EDU 593 Using Assessment to Enhance Learning

Thursdays
5:30-8:30pm
3 credits, 30 clock hours available
Register for EDU 593 Using Assessment to Enhance Learning

Through our exploration into the purpose, type, and selection of various assessments, we will delve into the design, scoring (rubrics), and feedback routines for assessment. Together, we will design and evaluate authentic “educative” assessments and scoring rubrics. We will also explore assessment management, student self-and peer-evaluation, professional learning networks, and instructional feedback. Coursework is designed to be applied right away in your education context.

Students should anticipate spending approximately 2-3 hours each week preparing for class in order to engage in discussions and activities focused on authentic assessments, performance genres, and assessment criteria (going beyond validity and reliability and into issues of credibility, usefulness, balance, honesty, intellectual rigor, and feasibility). We will also use an equity-based lens to our design and evaluative work.

22-23 Spring Offerings • Registration Coming Soon

EDU 524 Comparative School Cultures

Tuesdays
4:00-6:00pm
2 credits, 20 clock hours available

Ron Ritchhart (2015) states that “culture is foundational (to schools) and determines how any curriculum comes to life.” Classroom culture, school culture, and a community’s culture all create the context for learning in our schools. Comparative School Cultures will examine education from both historical and organizational lenses. We’ll investigate the factors that define and influence school culture. We will use practicum experiences in different schools to analyze the roles played by artifacts, espoused beliefs and values, and underlying assumptions in each community. This study will increase students’ awareness and understanding of cultural forces and their role in shaping them.

EDU 586 The Democratic Classroom: Student Agency and Advocacy

Tuesdays
6:30-8:30pm
2 credits, 20 clock hours available

How do social-emotional learning and confidence intersect with academic learning? This course will examine strategies to increase student voice and create thriving learning communities marked by shared understanding, ownership, and respect.  

Participants will take a deep dive into student voice, exploring questions that surround this centerpiece of our students’ experience: How does a strong sense of voice deepen a student’s learning experience?
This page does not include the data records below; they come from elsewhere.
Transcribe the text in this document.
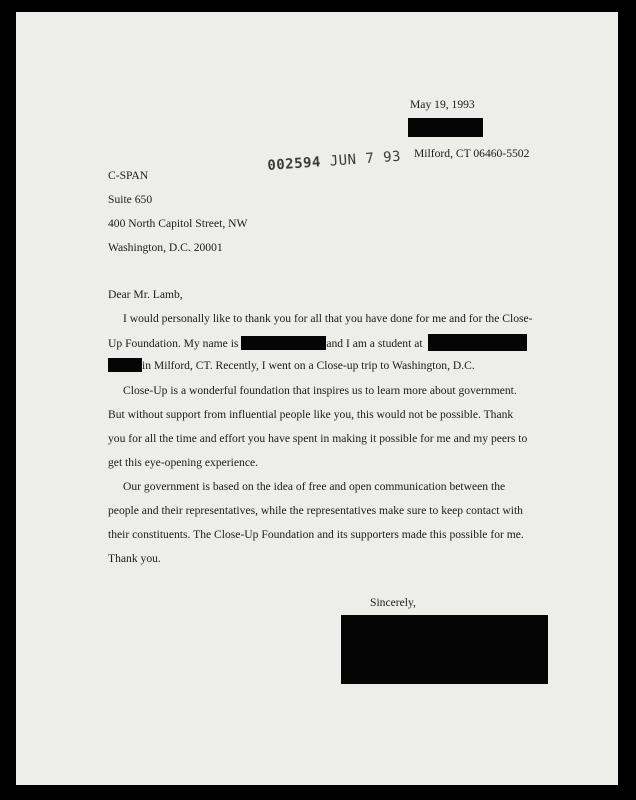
May 19, 1993
Milford, CT 06460-5502
002594 JUN 7 93
C-SPAN
Suite 650
400 North Capitol Street, NW
Washington, D.C. 20001
Dear Mr. Lamb,
I would personally like to thank you for all that you have done for me and for the Close-
Up Foundation. My name is	and I am a student at
in Milford, CT. Recently, I went on a Close-up trip to Washington, D.C.
Close-Up is a wonderful foundation that inspires us to learn more about government.
But without support from influential people like you, this would not be possible. Thank
you for all the time and effort you have spent in making it possible for me and my peers to
get this eye-opening experience.
Our government is based on the idea of free and open communication between the
people and their representatives, while the representatives make sure to keep contact with
their constituents. The Close-Up Foundation and its supporters made this possible for me.
Thank you.
Sincerely,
How do we design a school and classroom culture that cultivates and responds to student voice? How can students develop stewardship of their own learning experiences and communities? How can teachers facilitate growth in areas of agency and advocacy?  
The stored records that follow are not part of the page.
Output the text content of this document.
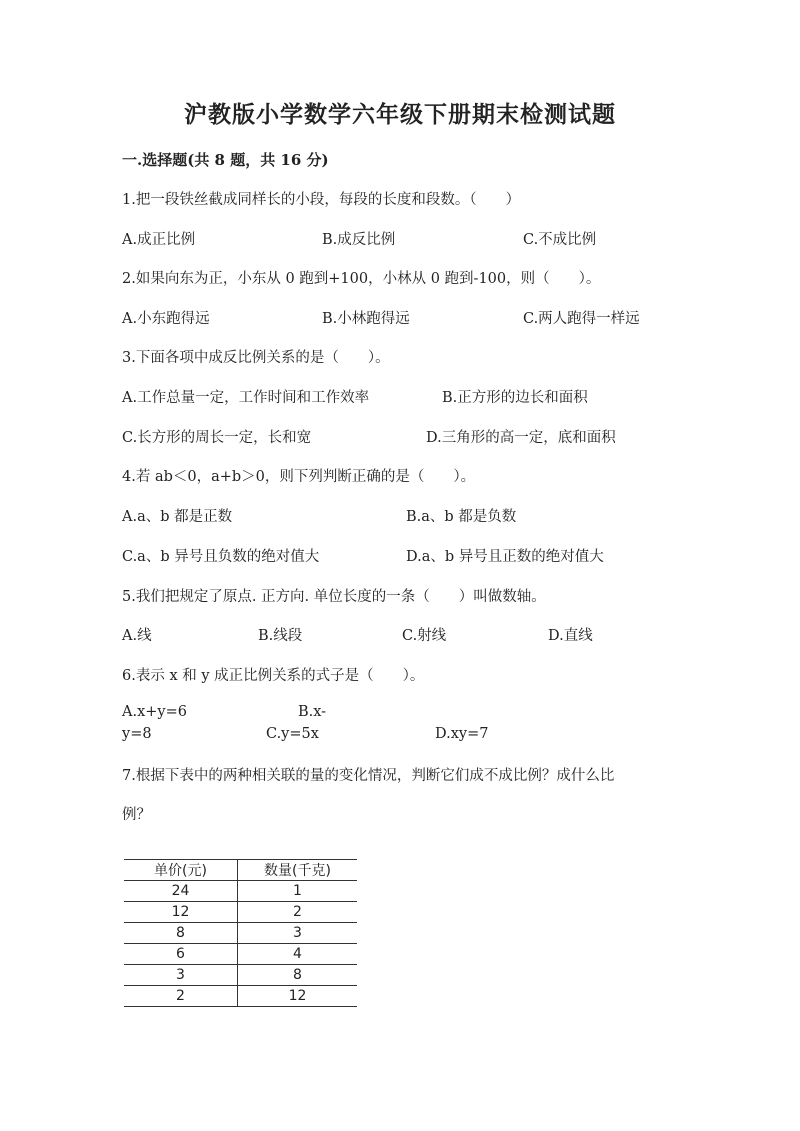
沪教版小学数学六年级下册期末检测试题
一.选择题(共 8 题，共 16 分)
1.把一段铁丝截成同样长的小段，每段的长度和段数。（　　）
A.成正比例	B.成反比例	C.不成比例
2.如果向东为正，小东从 0 跑到+100，小林从 0 跑到-100，则（　　）。
A.小东跑得远	B.小林跑得远	C.两人跑得一样远
3.下面各项中成反比例关系的是（　　）。
A.工作总量一定，工作时间和工作效率	B.正方形的边长和面积
C.长方形的周长一定，长和宽	D.三角形的高一定，底和面积
4.若 ab＜0，a+b＞0，则下列判断正确的是（　　）。
A.a、b 都是正数	B.a、b 都是负数
C.a、b 异号且负数的绝对值大	D.a、b 异号且正数的绝对值大
5.我们把规定了原点. 正方向. 单位长度的一条（　　）叫做数轴。
A.线	B.线段	C.射线	D.直线
6.表示 x 和 y 成正比例关系的式子是（　　）。
A.x+y=6	B.x-
y=8	C.y=5x	D.xy=7
7.根据下表中的两种相关联的量的变化情况，判断它们成不成比例？成什么比
例？
单价(元)	数量(千克)
24	1
12	2
8	3
6	4
3	8
2	12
Participants will be invited to grapple with these and other questions through lively discussions,  current readings, school observations, and hands-on projects. Participants will help shape our exploration of student voice, and will come away with understandings and strategies for deepening student engagement that are applicable in every educational community. 

EDU 595: Designing a Culture of Inquiry

Thursdays
5:30-8:30pm
3 credits, 30 clock hours available

What is inquiry-based learning? How can you integrate inquiry in the classroom to spark curiosity and engage students in deeper learning? Designing a Culture of Inquiry will examine the definitions, theories, and impacts of inquiry and identify strategies for enacting inquiry in planning, instruction, and assessment. We will highlight inquiry tools and methods that can be transferred across diverse early childhood through middle school contexts and domains. 
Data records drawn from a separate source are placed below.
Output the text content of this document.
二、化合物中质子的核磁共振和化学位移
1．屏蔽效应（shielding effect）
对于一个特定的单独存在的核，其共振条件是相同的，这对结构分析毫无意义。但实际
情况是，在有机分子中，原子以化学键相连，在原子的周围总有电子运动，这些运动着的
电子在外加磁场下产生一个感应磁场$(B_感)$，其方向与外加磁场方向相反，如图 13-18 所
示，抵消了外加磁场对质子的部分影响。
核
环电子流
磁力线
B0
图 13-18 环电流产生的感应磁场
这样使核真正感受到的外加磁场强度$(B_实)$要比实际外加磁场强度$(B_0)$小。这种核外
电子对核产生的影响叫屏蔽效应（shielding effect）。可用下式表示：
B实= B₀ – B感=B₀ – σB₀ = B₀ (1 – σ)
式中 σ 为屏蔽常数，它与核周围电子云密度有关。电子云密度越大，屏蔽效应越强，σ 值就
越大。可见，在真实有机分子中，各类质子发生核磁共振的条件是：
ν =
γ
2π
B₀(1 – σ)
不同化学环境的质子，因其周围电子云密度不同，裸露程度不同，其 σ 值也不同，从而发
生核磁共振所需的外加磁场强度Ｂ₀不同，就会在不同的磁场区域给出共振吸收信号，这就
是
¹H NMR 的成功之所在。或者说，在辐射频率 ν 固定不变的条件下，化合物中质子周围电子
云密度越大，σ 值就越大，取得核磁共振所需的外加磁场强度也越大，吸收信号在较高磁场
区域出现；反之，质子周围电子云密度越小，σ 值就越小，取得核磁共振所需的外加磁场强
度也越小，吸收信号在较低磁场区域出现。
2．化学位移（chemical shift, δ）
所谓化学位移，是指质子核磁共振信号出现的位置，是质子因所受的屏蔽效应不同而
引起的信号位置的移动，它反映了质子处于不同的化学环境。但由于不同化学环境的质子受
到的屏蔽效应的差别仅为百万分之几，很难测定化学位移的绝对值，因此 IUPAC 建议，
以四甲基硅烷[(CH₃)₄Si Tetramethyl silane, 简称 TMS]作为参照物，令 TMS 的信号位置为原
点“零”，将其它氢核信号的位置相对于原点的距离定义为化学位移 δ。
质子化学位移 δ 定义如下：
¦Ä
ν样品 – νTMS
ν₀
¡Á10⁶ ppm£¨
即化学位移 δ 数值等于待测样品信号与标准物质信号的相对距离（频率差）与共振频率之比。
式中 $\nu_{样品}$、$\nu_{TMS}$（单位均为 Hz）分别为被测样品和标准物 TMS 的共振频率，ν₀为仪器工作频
Instructors and participants will share and discuss classroom experiences and create plans to integrate new inquiry tools into our work. Additionally, ongoing opportunities to understand inquiry as it relates to the reflective practitioner will be woven throughout the course. Participants will actively engage in the inquiry cycle and investigate how it can provide a guide for continuous professional growth and deeper student learning.